Pendant que vous faites des efforts pour être référencé sur Google, d’autres, au contraire, s’efforcent d’éviter les robots d’indexation des moteurs de recherche… Aujourd’hui on parle du dark web, cet espace opaque, méconnu du Web et qui alimente tous les fantasmes.


Une bonne partie du Web échappe au référencement.

Cette partie, c’est le Dark Web, qu’on appelle aussi Dark Net, Web invisible ou Onionland. C’est la partie du Web (certains disent qu’il représenterait plus de 80% de l’ensemble du Web) hors de portée des moteurs de recherche ordinaires (Google, Yahoo, Bing).

Pourquoi ?

Certains sites ne sont pas indexés simplement parce qu’ils datent ou sont à l’abandon. Ce n’est pas le cas des sites du Dark Web qui échappent à la détection : ces sites Web sont délibérément invisibles et utilisent diverses techniques pour rester indétectables aux yeux de Google et des autres moteurs de recherche.

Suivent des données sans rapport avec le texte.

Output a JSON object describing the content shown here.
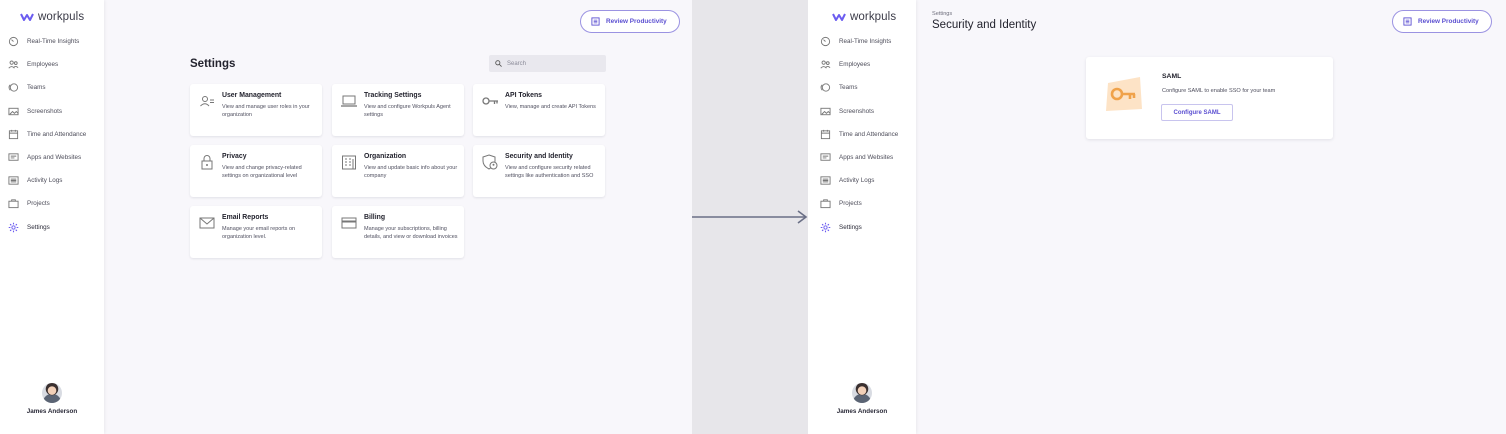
{
  "app": {
    "logo_text": "workpuls"
  },
  "sidebar": {
    "items": [
      {
        "label": "Real-Time Insights",
        "icon": "gauge-icon"
      },
      {
        "label": "Employees",
        "icon": "people-icon"
      },
      {
        "label": "Teams",
        "icon": "teams-icon"
      },
      {
        "label": "Screenshots",
        "icon": "image-icon"
      },
      {
        "label": "Time and Attendance",
        "icon": "calendar-icon"
      },
      {
        "label": "Apps and Websites",
        "icon": "monitor-icon"
      },
      {
        "label": "Activity Logs",
        "icon": "list-icon"
      },
      {
        "label": "Projects",
        "icon": "briefcase-icon"
      },
      {
        "label": "Settings",
        "icon": "gear-icon"
      }
    ],
    "user": {
      "name": "James Anderson"
    }
  },
  "header": {
    "review_label": "Review Productivity"
  },
  "settings_page": {
    "title": "Settings",
    "search_placeholder": "Search",
    "cards": [
      {
        "title": "User Management",
        "desc": "View and manage user roles in your organization",
        "icon": "user-roles-icon"
      },
      {
        "title": "Tracking Settings",
        "desc": "View and configure Workpuls Agent settings",
        "icon": "laptop-icon"
      },
      {
        "title": "API Tokens",
        "desc": "View, manage and create API Tokens",
        "icon": "key-icon"
      },
      {
        "title": "Privacy",
        "desc": "View and change privacy-related settings on organizational level",
        "icon": "lock-icon"
      },
      {
        "title": "Organization",
        "desc": "View and update basic info about your company",
        "icon": "building-icon"
      },
      {
        "title": "Security and Identity",
        "desc": "View and configure security related settings like authentication and SSO",
        "icon": "shield-user-icon"
      },
      {
        "title": "Email Reports",
        "desc": "Manage your email reports on organization level.",
        "icon": "envelope-icon"
      },
      {
        "title": "Billing",
        "desc": "Manage your subscriptions, billing details, and view or download invoices",
        "icon": "credit-card-icon"
      }
    ]
  },
  "security_page": {
    "breadcrumb": "Settings",
    "title": "Security and Identity",
    "saml": {
      "title": "SAML",
      "desc": "Configure SAML to enable SSO for your team",
      "button": "Configure SAML"
    }
  },
  "colors": {
    "accent": "#5b4fd1",
    "accent_border": "#9b93e2",
    "saml_orange": "#f0a24a"
  }
}
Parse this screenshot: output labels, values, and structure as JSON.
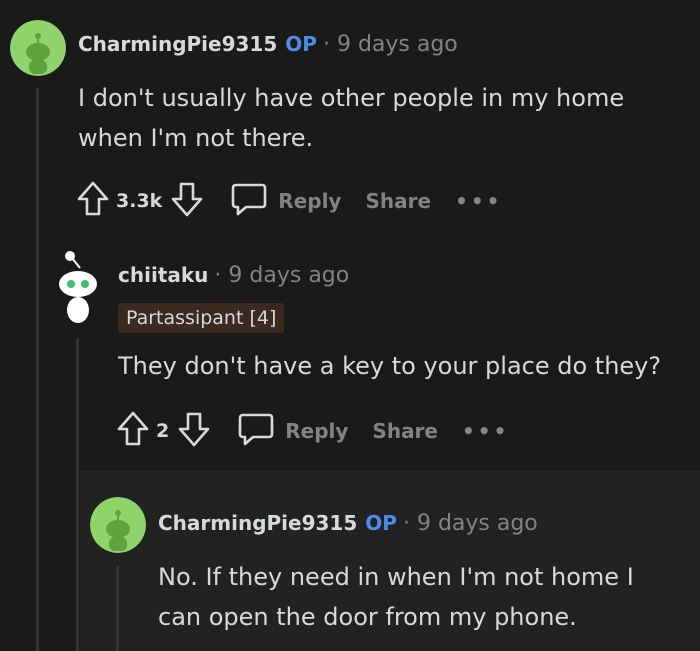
{
  "comments": [
    {
      "username": "CharmingPie9315",
      "op_badge": "OP",
      "time": "9 days ago",
      "body_lines": [
        "I don't usually have other people in my home",
        "when I'm not there."
      ],
      "score": "3.3k",
      "reply_label": "Reply",
      "share_label": "Share",
      "more_label": "•••"
    },
    {
      "username": "chiitaku",
      "time": "9 days ago",
      "flair": "Partassipant [4]",
      "body_lines": [
        "They don't have a key to your place do they?"
      ],
      "score": "2",
      "reply_label": "Reply",
      "share_label": "Share",
      "more_label": "•••"
    },
    {
      "username": "CharmingPie9315",
      "op_badge": "OP",
      "time": "9 days ago",
      "body_lines": [
        "No. If they need in when I'm not home I",
        "can open the door from my phone."
      ]
    }
  ],
  "colors": {
    "background": "#1a1a1b",
    "op": "#4d8de8",
    "muted": "#818384",
    "avatar_green": "#8fd36a",
    "flair_bg": "#3a2a22"
  },
  "icons": [
    "upvote-icon",
    "downvote-icon",
    "comment-icon",
    "more-icon"
  ]
}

C’est juste l’inverse du référencement naturel.

Onionland

Il est pourtant possible de les trouver, notamment via des logiciels, des configurations ou des navigateurs spécifiques (Freenet, I2P, le plus connu étant Tor, The Onion Router), mais c’est difficile : il faut en quelque sorte y avoir été invité et connaître l’accès exact des contenus auxquels on veut accéder.

Mais une fois de l’autre côté, on fait d’étonnantes découvertes.

Avec Tor, vous pourrez ainsi accéder en tout anonymat aux URL en .onion ainsi qu’au Hidden Wiki, qui recense des URL non indexées sur les moteurs de recherche classique.

Réseau Underground

Tous ces liens ne sont pas légaux : le Web invisible est le refuge des individus et organisations qui souhaitent agir dans l’ombre. Il s’est développé depuis le milieu des années 2000, alors censé permettre aux internautes de faire des recherches, d’acheter, de communiquer de façon cachée et totalement anonyme.

Le Dark Web a prospéré grâce au bitcon, la crypto-monnaie qui permet à deux parties d’effectuer une transaction de confiance sans se connaître mutuellement. Presque tous les sites e-commerce du Dark Web effectuent des transactions en bitcoin ou dans une variante de crypto-monnaie (Monero, Litecoin).

Dark Web, Nid de Pervers et de Terroristes ?

Comme vous pouvez l’imaginer, le Dark Web héberge toutes sortes d’activités illégales, du spamming au vol d’identité, du trafic d’armes au trafic de drogues ou d’images pédophiles, du vol de cartes bancaires aux forums de terrorisme.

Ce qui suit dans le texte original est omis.